Book description
Caroline is about to go psychotic--and with her family, no surprise.
Joseph can't talk to women even if he is a certified high IQ clever dick
trying to take snapshots of the end of the universe. Ray and Marj have
their own hassles with in-laws, but student terrorists get in the way.
Meanwhile Brian, misogynist and wit, appalls everyone in the quipu
world. Quipus? They're the scandalous fanzines that hikes traded before
blogs were invented. Hikes? High IQ clever dicks, of course. In QUIPU
(appearing for the first time as an E-Reads publication), Australian
writer Damien Broderick reimagines his prize-winning 1984 novel
TRANSMITTERS as the surprising saga of a "family" of
genius-level one-of-a-kind individuals. Damien Broderick is
Australia's dean of science fiction, with a body of extraordinary work
reaching back to the early 1960's. Like the late George Turner, he
captures the distinctive flavor of his native country while reaching out
to American and European readers. The White Abacus won two year's best
awards. His stories and novels, like those of his younger peer Greg
Egan, are drenched with bleeding-edge ideas. Distinctively, he blends
ideas and poetry like nobody since Roger Zelazny, and a wild silly humor
is always ready to bubble out, as in the cosmic comedy Striped Holes.
His award-winning novel The Dreaming Dragons is featured in David
Pringle's SF: The 100 Best Novels, and was chosen as year's best by
Kingsley Amis. It has been revised and updated as The Dreaming.
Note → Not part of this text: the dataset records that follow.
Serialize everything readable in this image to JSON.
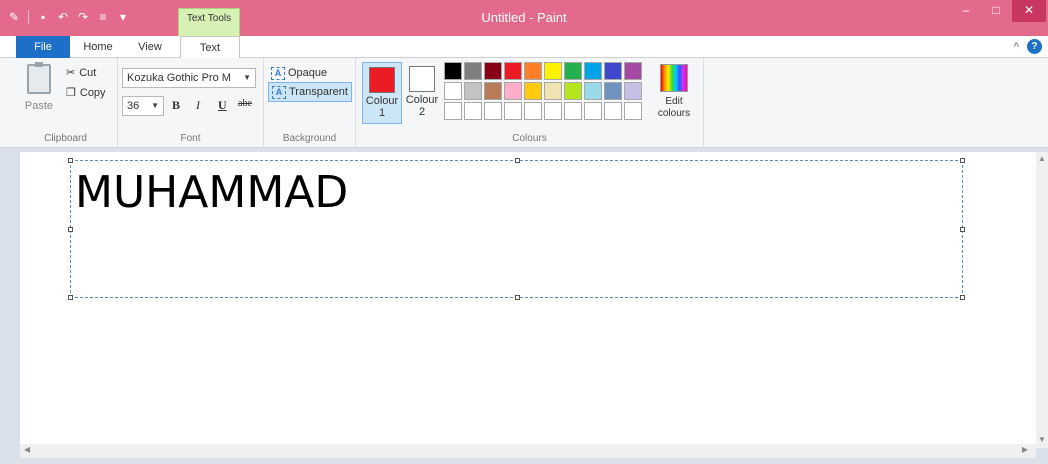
{
  "window": {
    "title": "Untitled - Paint",
    "context_tab": "Text Tools",
    "minimize": "–",
    "maximize": "□",
    "close": "✕"
  },
  "qat": [
    "paint-icon",
    "save-icon",
    "undo-icon",
    "redo-icon",
    "customize-icon"
  ],
  "tabs": {
    "file": "File",
    "home": "Home",
    "view": "View",
    "text": "Text"
  },
  "ribbon": {
    "collapse": "^",
    "help": "?",
    "clipboard": {
      "paste": "Paste",
      "cut": "Cut",
      "copy": "Copy",
      "label": "Clipboard"
    },
    "font": {
      "name": "Kozuka Gothic Pro M",
      "size": "36",
      "bold": "B",
      "italic": "I",
      "underline": "U",
      "strike": "abe",
      "label": "Font"
    },
    "background": {
      "opaque": "Opaque",
      "transparent": "Transparent",
      "label": "Background"
    },
    "colours": {
      "colour1": "Colour 1",
      "colour2": "Colour 2",
      "edit": "Edit colours",
      "label": "Colours",
      "colour1_value": "#ed1c24",
      "colour2_value": "#ffffff",
      "palette_row1": [
        "#000000",
        "#7f7f7f",
        "#880015",
        "#ed1c24",
        "#ff7f27",
        "#fff200",
        "#22b14c",
        "#00a2e8",
        "#3f48cc",
        "#a349a4"
      ],
      "palette_row2": [
        "#ffffff",
        "#c3c3c3",
        "#b97a57",
        "#ffaec9",
        "#ffc90e",
        "#efe4b0",
        "#b5e61d",
        "#99d9ea",
        "#7092be",
        "#c8bfe7"
      ],
      "palette_row3": [
        "#ffffff",
        "#ffffff",
        "#ffffff",
        "#ffffff",
        "#ffffff",
        "#ffffff",
        "#ffffff",
        "#ffffff",
        "#ffffff",
        "#ffffff"
      ]
    }
  },
  "canvas": {
    "text": "MUHAMMAD"
  }
}
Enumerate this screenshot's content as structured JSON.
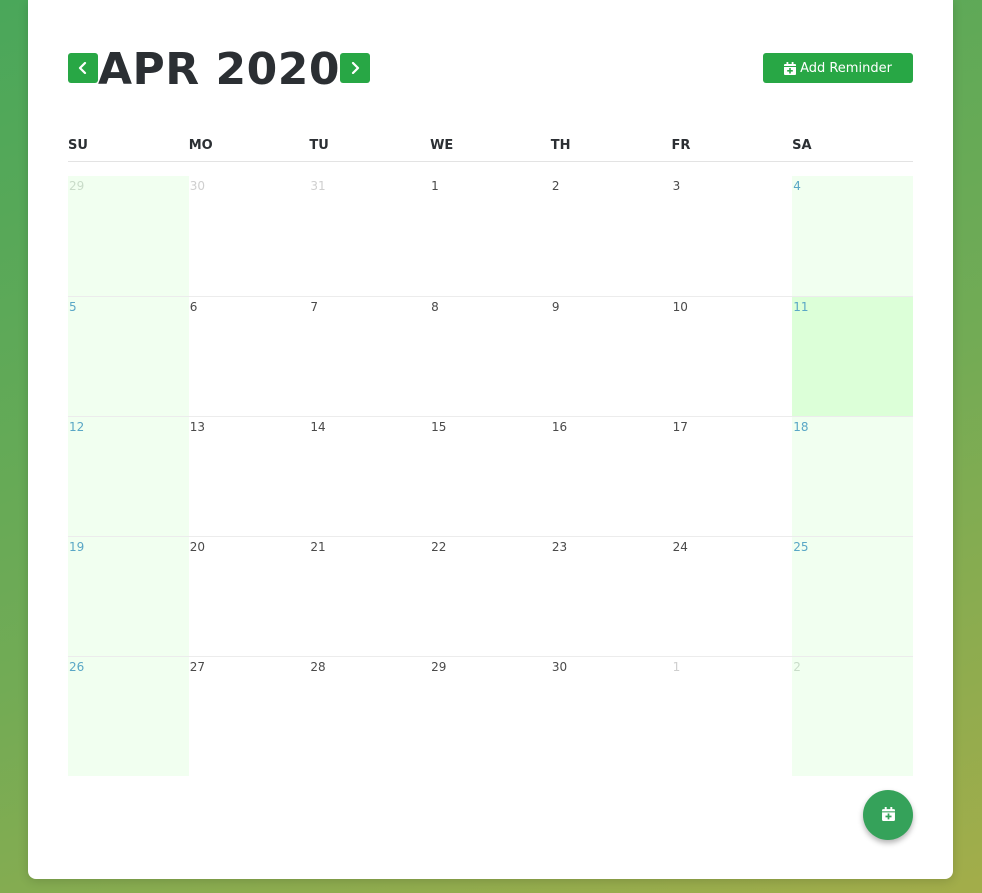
{
  "calendar": {
    "month_title": "APR 2020",
    "add_reminder_label": "Add Reminder",
    "weekdays": [
      "SU",
      "MO",
      "TU",
      "WE",
      "TH",
      "FR",
      "SA"
    ],
    "weeks": [
      [
        {
          "day": "29",
          "other": true,
          "weekend": true
        },
        {
          "day": "30",
          "other": true
        },
        {
          "day": "31",
          "other": true
        },
        {
          "day": "1"
        },
        {
          "day": "2"
        },
        {
          "day": "3"
        },
        {
          "day": "4",
          "weekend": true
        }
      ],
      [
        {
          "day": "5",
          "weekend": true
        },
        {
          "day": "6"
        },
        {
          "day": "7"
        },
        {
          "day": "8"
        },
        {
          "day": "9"
        },
        {
          "day": "10"
        },
        {
          "day": "11",
          "weekend": true,
          "today": true
        }
      ],
      [
        {
          "day": "12",
          "weekend": true
        },
        {
          "day": "13"
        },
        {
          "day": "14"
        },
        {
          "day": "15"
        },
        {
          "day": "16"
        },
        {
          "day": "17"
        },
        {
          "day": "18",
          "weekend": true
        }
      ],
      [
        {
          "day": "19",
          "weekend": true
        },
        {
          "day": "20"
        },
        {
          "day": "21"
        },
        {
          "day": "22"
        },
        {
          "day": "23"
        },
        {
          "day": "24"
        },
        {
          "day": "25",
          "weekend": true
        }
      ],
      [
        {
          "day": "26",
          "weekend": true
        },
        {
          "day": "27"
        },
        {
          "day": "28"
        },
        {
          "day": "29"
        },
        {
          "day": "30"
        },
        {
          "day": "1",
          "other": true
        },
        {
          "day": "2",
          "other": true,
          "weekend": true
        }
      ]
    ]
  },
  "icons": {
    "prev": "chevron-left-icon",
    "next": "chevron-right-icon",
    "add": "calendar-plus-icon",
    "fab": "calendar-plus-icon"
  },
  "colors": {
    "accent": "#28a745",
    "weekend_bg": "#f1fff0",
    "today_bg": "#dcffd8",
    "weekend_text": "#5aa7c6"
  }
}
This new
version appears for the first time at Fictionwise. com. In 1982, his
early cyberpunk novel The Judas Mandala coined the term 'virtual
reality.' His most recent novels are Godplayers and K-Machines. With
David G. Hartwell, he edited Centaurus: The Best of Australian SF for
Tor in 1999. Like one of his heroes, Sir Arthur C. Clarke, he is also a
master of writing about radical new technologies, and The Spike and The
Last Mortal Generation have been Australian popular-science best
sellers--both books strongly recommended in Clarke's millennial revision
of his famous Profiles of the Future. Schrödinger's Dog was chosen for
Gardner Dozois's SF: Year's Best 14.